Poster Session P1.12 Impact of Urbanization on Climate Change in Korea, 1973–2002 (Formerly Paper number 12.1)

Wednesday, 25 August 2004
Sung-Nam Oh, KMA/NRL, Seoul, Korea, Republic of (South); and Y. H. Kim, M. S. Hyun, and J. C. Nam

Handout (114.9 kB)

The most important anthropogenic influences on climate are the emission of greenhouse gases and changes in land use. But it has been difficult to separate these two influences because both tend to increase the daily mean surface temperature in the global warming.

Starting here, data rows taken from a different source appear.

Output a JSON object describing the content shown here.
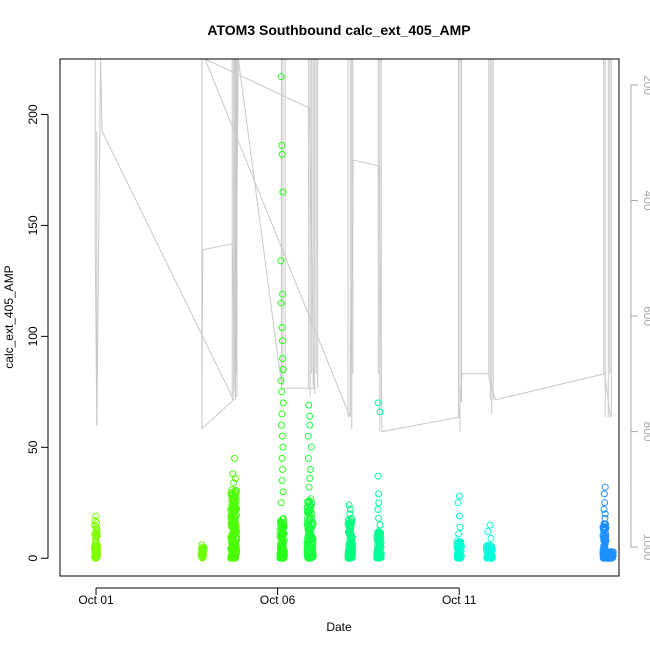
{
  "chart_data": {
    "type": "scatter",
    "title": "ATOM3 Southbound calc_ext_405_AMP",
    "xlabel": "Date",
    "ylabel": "calc_ext_405_AMP",
    "x_range": [
      "2023-09-30T00:12",
      "2023-10-15T09:36"
    ],
    "ylim": [
      -8,
      225
    ],
    "x_ticks": [
      {
        "label": "Oct 01",
        "value": "2023-10-01"
      },
      {
        "label": "Oct 06",
        "value": "2023-10-06"
      },
      {
        "label": "Oct 11",
        "value": "2023-10-11"
      }
    ],
    "y_ticks": [
      0,
      50,
      100,
      150,
      200
    ],
    "secondary_axis": {
      "position": "right",
      "reversed": true,
      "range": [
        155,
        1050
      ],
      "ticks": [
        200,
        400,
        600,
        800,
        1000
      ],
      "color": "#aaaaaa"
    },
    "grid": false,
    "legend": "none",
    "colors": {
      "depth_line": "#c8c8c8",
      "gradient_start": "#7fff00",
      "gradient_end": "#1e90ff"
    },
    "clusters": [
      {
        "t": "2023-10-01T00:00",
        "width_h": 2,
        "color": "#7fff00",
        "n": 70,
        "ymax_dense": 15,
        "outliers": [
          16,
          17,
          19
        ]
      },
      {
        "t": "2023-10-03T22:30",
        "width_h": 2,
        "color": "#6cff00",
        "n": 30,
        "ymax_dense": 5,
        "outliers": [
          6
        ]
      },
      {
        "t": "2023-10-04T19:00",
        "width_h": 4,
        "color": "#4cff00",
        "n": 150,
        "ymax_dense": 32,
        "outliers": [
          34,
          36,
          38,
          45
        ]
      },
      {
        "t": "2023-10-06T03:00",
        "width_h": 3,
        "color": "#29ff1a",
        "n": 110,
        "ymax_dense": 18,
        "outliers": [
          25,
          30,
          35,
          40,
          45,
          50,
          55,
          60,
          65,
          70,
          75,
          80,
          85,
          90,
          98,
          104,
          115,
          119,
          134,
          165,
          182,
          186,
          217
        ]
      },
      {
        "t": "2023-10-06T21:30",
        "width_h": 4,
        "color": "#1aff40",
        "n": 130,
        "ymax_dense": 28,
        "outliers": [
          32,
          36,
          40,
          45,
          50,
          55,
          60,
          64,
          69
        ]
      },
      {
        "t": "2023-10-08T00:00",
        "width_h": 3,
        "color": "#00ff80",
        "n": 100,
        "ymax_dense": 18,
        "outliers": [
          20,
          22,
          24
        ]
      },
      {
        "t": "2023-10-08T19:00",
        "width_h": 3,
        "color": "#00ff95",
        "n": 90,
        "ymax_dense": 12,
        "outliers": [
          15,
          18,
          22,
          25,
          29,
          37,
          66,
          70
        ]
      },
      {
        "t": "2023-10-11T00:00",
        "width_h": 3,
        "color": "#00ffd0",
        "n": 50,
        "ymax_dense": 8,
        "outliers": [
          11,
          14,
          19,
          25,
          28
        ]
      },
      {
        "t": "2023-10-11T20:00",
        "width_h": 4,
        "color": "#00ffdd",
        "n": 60,
        "ymax_dense": 6,
        "outliers": [
          9,
          12,
          15
        ]
      },
      {
        "t": "2023-10-15T00:00",
        "width_h": 2,
        "color": "#1e90ff",
        "n": 80,
        "ymax_dense": 16,
        "outliers": [
          18,
          20,
          22,
          25,
          29,
          32
        ]
      },
      {
        "t": "2023-10-15T03:30",
        "width_h": 5,
        "color": "#1e90ff",
        "n": 60,
        "ymax_dense": 3,
        "outliers": []
      }
    ],
    "depth_profile": [
      {
        "t": "2023-09-30T23:30",
        "depth": 490
      },
      {
        "t": "2023-10-01T00:30",
        "depth": 790
      },
      {
        "t": "2023-10-01T03:00",
        "depth": 155
      },
      {
        "t": "2023-10-01T04:00",
        "depth": 280
      },
      {
        "t": "2023-10-04T19:00",
        "depth": 745
      },
      {
        "t": "2023-10-03T22:00",
        "depth": 795
      },
      {
        "t": "2023-10-03T22:30",
        "depth": 485
      },
      {
        "t": "2023-10-04T18:00",
        "depth": 475
      },
      {
        "t": "2023-10-04T20:00",
        "depth": 730
      },
      {
        "t": "2023-10-04T22:00",
        "depth": 155
      },
      {
        "t": "2023-10-06T03:00",
        "depth": 725
      },
      {
        "t": "2023-10-07T00:00",
        "depth": 725
      },
      {
        "t": "2023-10-06T21:00",
        "depth": 240
      },
      {
        "t": "2023-10-04T00:00",
        "depth": 155
      },
      {
        "t": "2023-10-08T00:00",
        "depth": 775
      },
      {
        "t": "2023-10-08T02:00",
        "depth": 330
      },
      {
        "t": "2023-10-08T19:00",
        "depth": 340
      },
      {
        "t": "2023-10-08T21:00",
        "depth": 800
      },
      {
        "t": "2023-10-11T00:00",
        "depth": 775
      },
      {
        "t": "2023-10-11T02:00",
        "depth": 700
      },
      {
        "t": "2023-10-11T19:00",
        "depth": 700
      },
      {
        "t": "2023-10-12T00:00",
        "depth": 745
      },
      {
        "t": "2023-10-15T00:00",
        "depth": 700
      },
      {
        "t": "2023-10-15T04:00",
        "depth": 775
      }
    ],
    "depth_spikes": [
      {
        "t": "2023-09-30T23:30",
        "d1": 490,
        "d2": 155
      },
      {
        "t": "2023-10-01T00:30",
        "d1": 790,
        "d2": 280
      },
      {
        "t": "2023-10-03T22:00",
        "d1": 795,
        "d2": 155
      },
      {
        "t": "2023-10-04T18:00",
        "d1": 745,
        "d2": 155
      },
      {
        "t": "2023-10-04T19:00",
        "d1": 740,
        "d2": 155
      },
      {
        "t": "2023-10-04T19:40",
        "d1": 720,
        "d2": 155
      },
      {
        "t": "2023-10-04T20:10",
        "d1": 745,
        "d2": 155
      },
      {
        "t": "2023-10-04T20:40",
        "d1": 700,
        "d2": 155
      },
      {
        "t": "2023-10-04T21:10",
        "d1": 740,
        "d2": 155
      },
      {
        "t": "2023-10-06T02:30",
        "d1": 725,
        "d2": 155
      },
      {
        "t": "2023-10-06T03:30",
        "d1": 720,
        "d2": 155
      },
      {
        "t": "2023-10-06T05:00",
        "d1": 700,
        "d2": 155
      },
      {
        "t": "2023-10-06T20:30",
        "d1": 725,
        "d2": 155
      },
      {
        "t": "2023-10-06T21:30",
        "d1": 740,
        "d2": 155
      },
      {
        "t": "2023-10-06T22:30",
        "d1": 700,
        "d2": 155
      },
      {
        "t": "2023-10-06T23:30",
        "d1": 720,
        "d2": 155
      },
      {
        "t": "2023-10-07T00:30",
        "d1": 735,
        "d2": 155
      },
      {
        "t": "2023-10-07T01:30",
        "d1": 700,
        "d2": 155
      },
      {
        "t": "2023-10-07T02:30",
        "d1": 725,
        "d2": 155
      },
      {
        "t": "2023-10-07T22:30",
        "d1": 775,
        "d2": 155
      },
      {
        "t": "2023-10-08T00:00",
        "d1": 770,
        "d2": 155
      },
      {
        "t": "2023-10-08T01:00",
        "d1": 795,
        "d2": 155
      },
      {
        "t": "2023-10-08T01:40",
        "d1": 700,
        "d2": 155
      },
      {
        "t": "2023-10-08T18:30",
        "d1": 700,
        "d2": 155
      },
      {
        "t": "2023-10-08T19:30",
        "d1": 800,
        "d2": 155
      },
      {
        "t": "2023-10-08T20:30",
        "d1": 750,
        "d2": 155
      },
      {
        "t": "2023-10-10T23:30",
        "d1": 775,
        "d2": 155
      },
      {
        "t": "2023-10-11T00:30",
        "d1": 800,
        "d2": 155
      },
      {
        "t": "2023-10-11T01:30",
        "d1": 750,
        "d2": 155
      },
      {
        "t": "2023-10-11T19:30",
        "d1": 700,
        "d2": 155
      },
      {
        "t": "2023-10-11T20:30",
        "d1": 745,
        "d2": 155
      },
      {
        "t": "2023-10-11T21:30",
        "d1": 770,
        "d2": 155
      },
      {
        "t": "2023-10-11T22:30",
        "d1": 745,
        "d2": 155
      },
      {
        "t": "2023-10-14T23:30",
        "d1": 700,
        "d2": 155
      },
      {
        "t": "2023-10-15T00:30",
        "d1": 775,
        "d2": 155
      },
      {
        "t": "2023-10-15T02:30",
        "d1": 775,
        "d2": 155
      },
      {
        "t": "2023-10-15T03:30",
        "d1": 700,
        "d2": 155
      },
      {
        "t": "2023-10-15T04:30",
        "d1": 775,
        "d2": 155
      }
    ]
  }
}
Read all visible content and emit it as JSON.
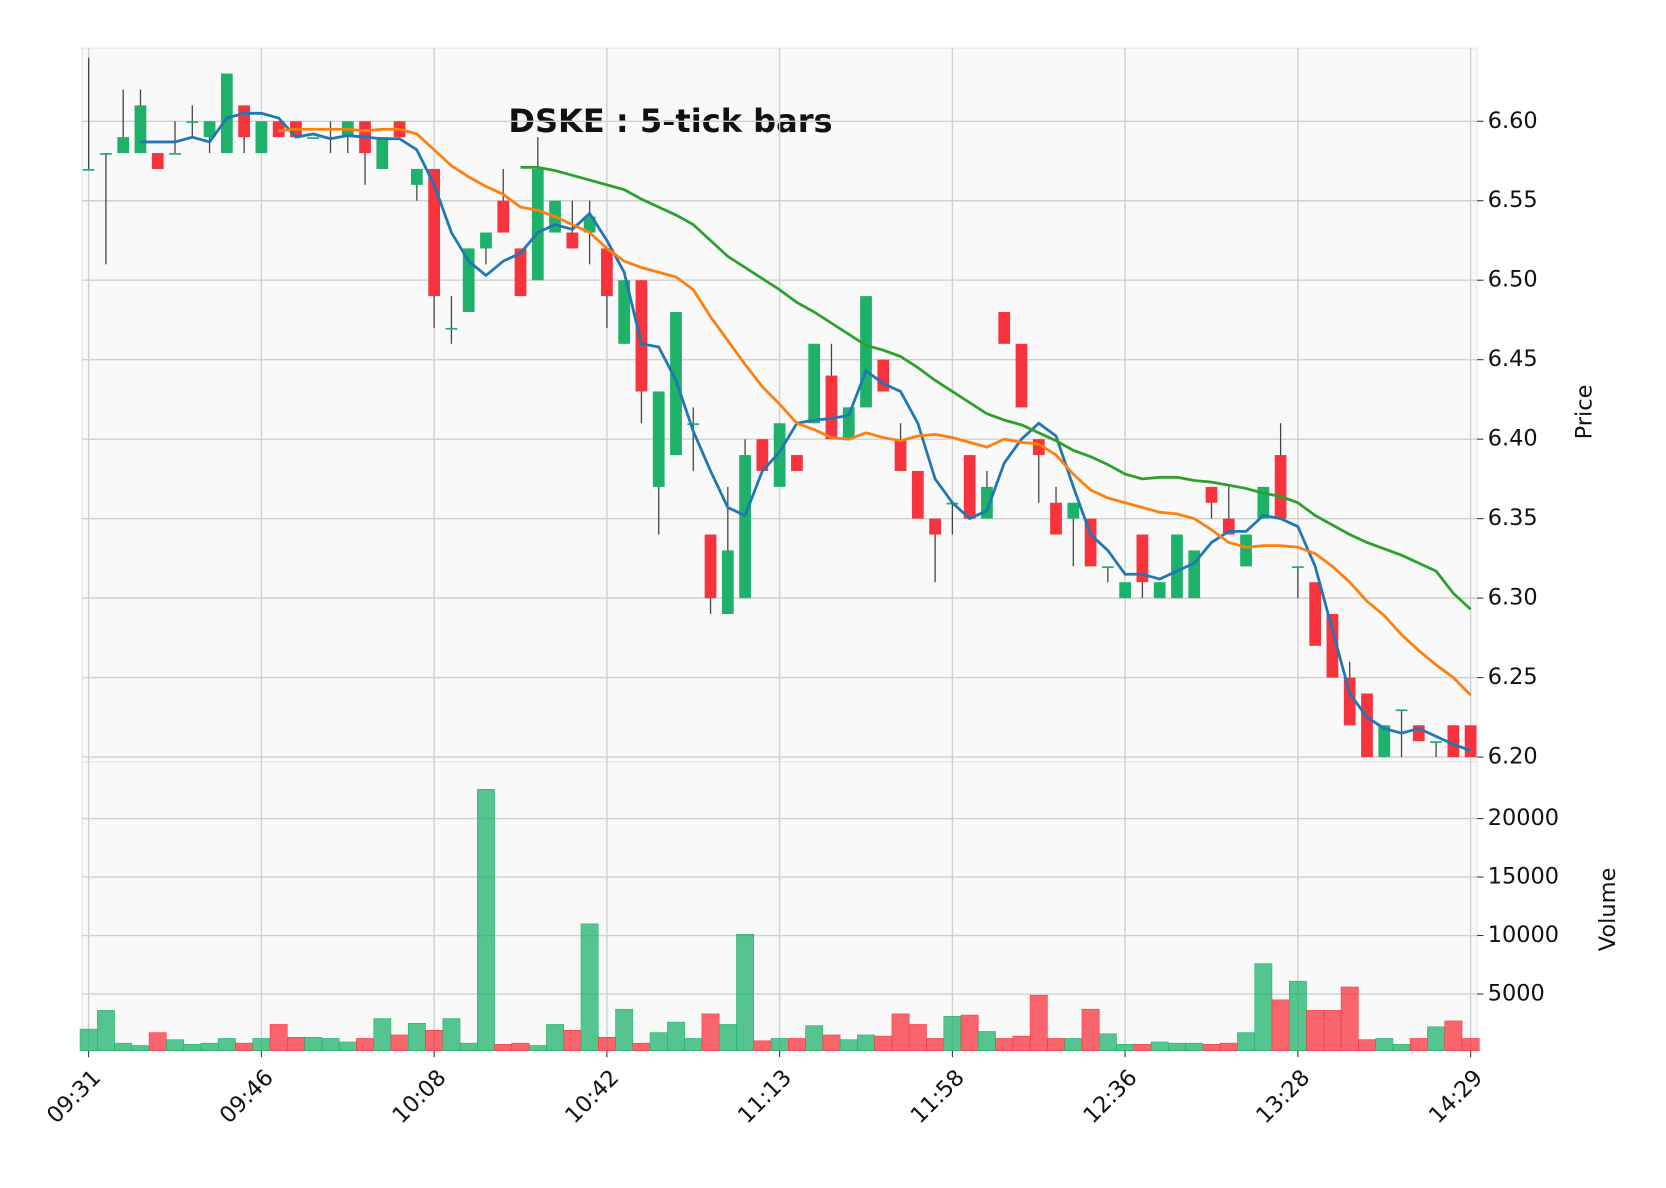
{
  "chart_data": {
    "type": "candlestick",
    "title": "DSKE : 5-tick bars",
    "ylabel": "Price",
    "volume_label": "Volume",
    "x": [
      "09:31",
      null,
      null,
      null,
      null,
      null,
      null,
      null,
      null,
      null,
      "09:46",
      null,
      null,
      null,
      null,
      null,
      null,
      null,
      null,
      null,
      "10:08",
      null,
      null,
      null,
      null,
      null,
      null,
      null,
      null,
      null,
      "10:42",
      null,
      null,
      null,
      null,
      null,
      null,
      null,
      null,
      null,
      "11:13",
      null,
      null,
      null,
      null,
      null,
      null,
      null,
      null,
      null,
      "11:58",
      null,
      null,
      null,
      null,
      null,
      null,
      null,
      null,
      null,
      "12:36",
      null,
      null,
      null,
      null,
      null,
      null,
      null,
      null,
      null,
      "13:28",
      null,
      null,
      null,
      null,
      null,
      null,
      null,
      null,
      null,
      "14:29"
    ],
    "open": [
      6.57,
      6.58,
      6.58,
      6.58,
      6.58,
      6.58,
      6.6,
      6.59,
      6.58,
      6.61,
      6.58,
      6.6,
      6.6,
      6.59,
      6.59,
      6.59,
      6.6,
      6.57,
      6.6,
      6.56,
      6.57,
      6.47,
      6.48,
      6.52,
      6.55,
      6.52,
      6.5,
      6.53,
      6.53,
      6.53,
      6.52,
      6.46,
      6.5,
      6.37,
      6.39,
      6.41,
      6.34,
      6.29,
      6.3,
      6.4,
      6.37,
      6.39,
      6.41,
      6.44,
      6.4,
      6.42,
      6.45,
      6.4,
      6.38,
      6.35,
      6.36,
      6.39,
      6.35,
      6.48,
      6.46,
      6.4,
      6.36,
      6.35,
      6.35,
      6.32,
      6.3,
      6.34,
      6.3,
      6.3,
      6.3,
      6.37,
      6.35,
      6.32,
      6.35,
      6.39,
      6.32,
      6.31,
      6.29,
      6.25,
      6.24,
      6.2,
      6.23,
      6.22,
      6.21,
      6.22,
      6.22
    ],
    "high": [
      6.64,
      6.58,
      6.62,
      6.62,
      6.58,
      6.6,
      6.61,
      6.6,
      6.63,
      6.61,
      6.6,
      6.6,
      6.6,
      6.59,
      6.6,
      6.6,
      6.6,
      6.59,
      6.6,
      6.57,
      6.57,
      6.49,
      6.52,
      6.53,
      6.57,
      6.52,
      6.59,
      6.55,
      6.55,
      6.55,
      6.52,
      6.5,
      6.5,
      6.43,
      6.48,
      6.42,
      6.34,
      6.37,
      6.4,
      6.4,
      6.41,
      6.39,
      6.46,
      6.46,
      6.42,
      6.49,
      6.45,
      6.41,
      6.38,
      6.35,
      6.36,
      6.39,
      6.38,
      6.48,
      6.46,
      6.4,
      6.37,
      6.36,
      6.35,
      6.32,
      6.31,
      6.34,
      6.31,
      6.34,
      6.33,
      6.37,
      6.37,
      6.34,
      6.37,
      6.41,
      6.32,
      6.31,
      6.29,
      6.26,
      6.24,
      6.22,
      6.23,
      6.22,
      6.21,
      6.22,
      6.22
    ],
    "low": [
      6.57,
      6.51,
      6.58,
      6.58,
      6.57,
      6.58,
      6.59,
      6.58,
      6.58,
      6.58,
      6.58,
      6.59,
      6.59,
      6.59,
      6.58,
      6.58,
      6.56,
      6.57,
      6.59,
      6.55,
      6.47,
      6.46,
      6.48,
      6.51,
      6.53,
      6.49,
      6.5,
      6.53,
      6.52,
      6.51,
      6.47,
      6.46,
      6.41,
      6.34,
      6.39,
      6.38,
      6.29,
      6.29,
      6.3,
      6.38,
      6.37,
      6.38,
      6.41,
      6.4,
      6.4,
      6.42,
      6.43,
      6.38,
      6.35,
      6.31,
      6.34,
      6.35,
      6.35,
      6.46,
      6.42,
      6.36,
      6.34,
      6.32,
      6.32,
      6.31,
      6.3,
      6.3,
      6.3,
      6.3,
      6.3,
      6.35,
      6.34,
      6.32,
      6.35,
      6.35,
      6.3,
      6.27,
      6.25,
      6.22,
      6.2,
      6.2,
      6.2,
      6.21,
      6.2,
      6.2,
      6.2
    ],
    "close": [
      6.57,
      6.58,
      6.59,
      6.61,
      6.57,
      6.58,
      6.6,
      6.6,
      6.63,
      6.59,
      6.6,
      6.59,
      6.59,
      6.59,
      6.59,
      6.6,
      6.58,
      6.59,
      6.59,
      6.57,
      6.49,
      6.47,
      6.52,
      6.53,
      6.53,
      6.49,
      6.57,
      6.55,
      6.52,
      6.54,
      6.49,
      6.5,
      6.43,
      6.43,
      6.48,
      6.41,
      6.3,
      6.33,
      6.39,
      6.38,
      6.41,
      6.38,
      6.46,
      6.4,
      6.42,
      6.49,
      6.43,
      6.38,
      6.35,
      6.34,
      6.36,
      6.35,
      6.37,
      6.46,
      6.42,
      6.39,
      6.34,
      6.36,
      6.32,
      6.32,
      6.31,
      6.31,
      6.31,
      6.34,
      6.33,
      6.36,
      6.34,
      6.34,
      6.37,
      6.35,
      6.32,
      6.27,
      6.25,
      6.22,
      6.2,
      6.22,
      6.23,
      6.21,
      6.21,
      6.2,
      6.2
    ],
    "volume": [
      2000,
      3600,
      800,
      600,
      1700,
      1100,
      700,
      800,
      1200,
      800,
      1200,
      2400,
      1300,
      1300,
      1200,
      900,
      1200,
      2900,
      1500,
      2500,
      1900,
      2900,
      800,
      22500,
      700,
      800,
      600,
      2400,
      1900,
      11000,
      1300,
      3700,
      800,
      1700,
      2600,
      1200,
      3300,
      2400,
      10100,
      1000,
      1200,
      1200,
      2300,
      1500,
      1100,
      1500,
      1400,
      3300,
      2400,
      1200,
      3100,
      3200,
      1800,
      1200,
      1400,
      4900,
      1200,
      1200,
      3700,
      1600,
      700,
      700,
      900,
      800,
      800,
      700,
      800,
      1700,
      7600,
      4500,
      6100,
      3600,
      3600,
      5600,
      1100,
      1200,
      700,
      1200,
      2200,
      2700,
      1200
    ],
    "series": [
      {
        "color": "#1f77b4",
        "values": [
          null,
          null,
          null,
          6.587,
          6.587,
          6.587,
          6.59,
          6.587,
          6.602,
          6.605,
          6.605,
          6.602,
          6.59,
          6.592,
          6.589,
          6.591,
          6.59,
          6.589,
          6.589,
          6.582,
          6.56,
          6.53,
          6.512,
          6.503,
          6.512,
          6.517,
          6.53,
          6.535,
          6.532,
          6.542,
          6.525,
          6.505,
          6.46,
          6.458,
          6.437,
          6.405,
          6.38,
          6.357,
          6.352,
          6.38,
          6.392,
          6.41,
          6.412,
          6.413,
          6.415,
          6.443,
          6.435,
          6.43,
          6.41,
          6.375,
          6.36,
          6.35,
          6.355,
          6.385,
          6.4,
          6.41,
          6.402,
          6.37,
          6.34,
          6.33,
          6.315,
          6.315,
          6.312,
          6.317,
          6.322,
          6.335,
          6.342,
          6.342,
          6.352,
          6.35,
          6.345,
          6.32,
          6.28,
          6.24,
          6.225,
          6.218,
          6.215,
          6.218,
          6.213,
          6.208,
          6.204
        ]
      },
      {
        "color": "#ff7f0e",
        "values": [
          null,
          null,
          null,
          null,
          null,
          null,
          null,
          null,
          null,
          null,
          null,
          6.594,
          6.595,
          6.595,
          6.595,
          6.595,
          6.594,
          6.595,
          6.595,
          6.592,
          6.582,
          6.572,
          6.565,
          6.559,
          6.554,
          6.546,
          6.544,
          6.54,
          6.535,
          6.53,
          6.52,
          6.512,
          6.508,
          6.505,
          6.502,
          6.494,
          6.477,
          6.462,
          6.447,
          6.433,
          6.422,
          6.41,
          6.406,
          6.401,
          6.4,
          6.404,
          6.401,
          6.399,
          6.402,
          6.403,
          6.401,
          6.398,
          6.395,
          6.4,
          6.398,
          6.397,
          6.39,
          6.378,
          6.368,
          6.363,
          6.36,
          6.357,
          6.354,
          6.353,
          6.35,
          6.343,
          6.335,
          6.332,
          6.333,
          6.333,
          6.332,
          6.328,
          6.32,
          6.31,
          6.298,
          6.289,
          6.277,
          6.267,
          6.258,
          6.25,
          6.239
        ]
      },
      {
        "color": "#2ca02c",
        "values": [
          null,
          null,
          null,
          null,
          null,
          null,
          null,
          null,
          null,
          null,
          null,
          null,
          null,
          null,
          null,
          null,
          null,
          null,
          null,
          null,
          null,
          null,
          null,
          null,
          null,
          6.571,
          6.571,
          6.569,
          6.566,
          6.563,
          6.56,
          6.557,
          6.551,
          6.546,
          6.541,
          6.535,
          6.525,
          6.515,
          6.508,
          6.501,
          6.494,
          6.486,
          6.48,
          6.473,
          6.466,
          6.459,
          6.456,
          6.452,
          6.445,
          6.437,
          6.43,
          6.423,
          6.416,
          6.412,
          6.409,
          6.404,
          6.399,
          6.393,
          6.389,
          6.384,
          6.378,
          6.375,
          6.376,
          6.376,
          6.374,
          6.373,
          6.371,
          6.369,
          6.366,
          6.364,
          6.36,
          6.352,
          6.346,
          6.34,
          6.335,
          6.331,
          6.327,
          6.322,
          6.317,
          6.303,
          6.293
        ]
      }
    ],
    "up_color": "#1db16a",
    "down_color": "#f7333e",
    "ylim": [
      6.197,
      6.646
    ],
    "yticks": [
      {
        "value": 6.2,
        "label": "6.20"
      },
      6.25,
      {
        "value": 6.3,
        "label": "6.30"
      },
      6.35,
      {
        "value": 6.4,
        "label": "6.40"
      },
      6.45,
      {
        "value": 6.5,
        "label": "6.50"
      },
      6.55,
      {
        "value": 6.6,
        "label": "6.60"
      }
    ],
    "volume_ylim": [
      150,
      24850
    ],
    "volume_yticks": [
      5000,
      10000,
      15000,
      20000
    ],
    "grid": true
  }
}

The National Center for Environmental Prediction (NCEP) produced the retroactive record of surface temperature data based on more than 50 years of global analyses of atmospheric fields. However, NCEP reanalysis does not include the effects of land surface changes. The objective of this study is to separate the trend of surface temperature of global warming from the urbanization in Korea. The analysis method is to interpolate the gridded NCEP reanalysis temperature to observational daily values in Korea during 30 years from 1973 to 2002. Over the 30-year period, surface air temperature has been increased with time (1.38oC in Seoul as an urban site and 0.43oC in Chupungnyung as a rural site). The temperature trends are shown in good agreements between observations and NCEP reanalysis at the major cities and rural areas and however, decadal trends show some differences between observations and NCEP reanalysis. The analyses have results as that urban area is warming with high increasing temperature rate, and therefore, separated with global warming temperature.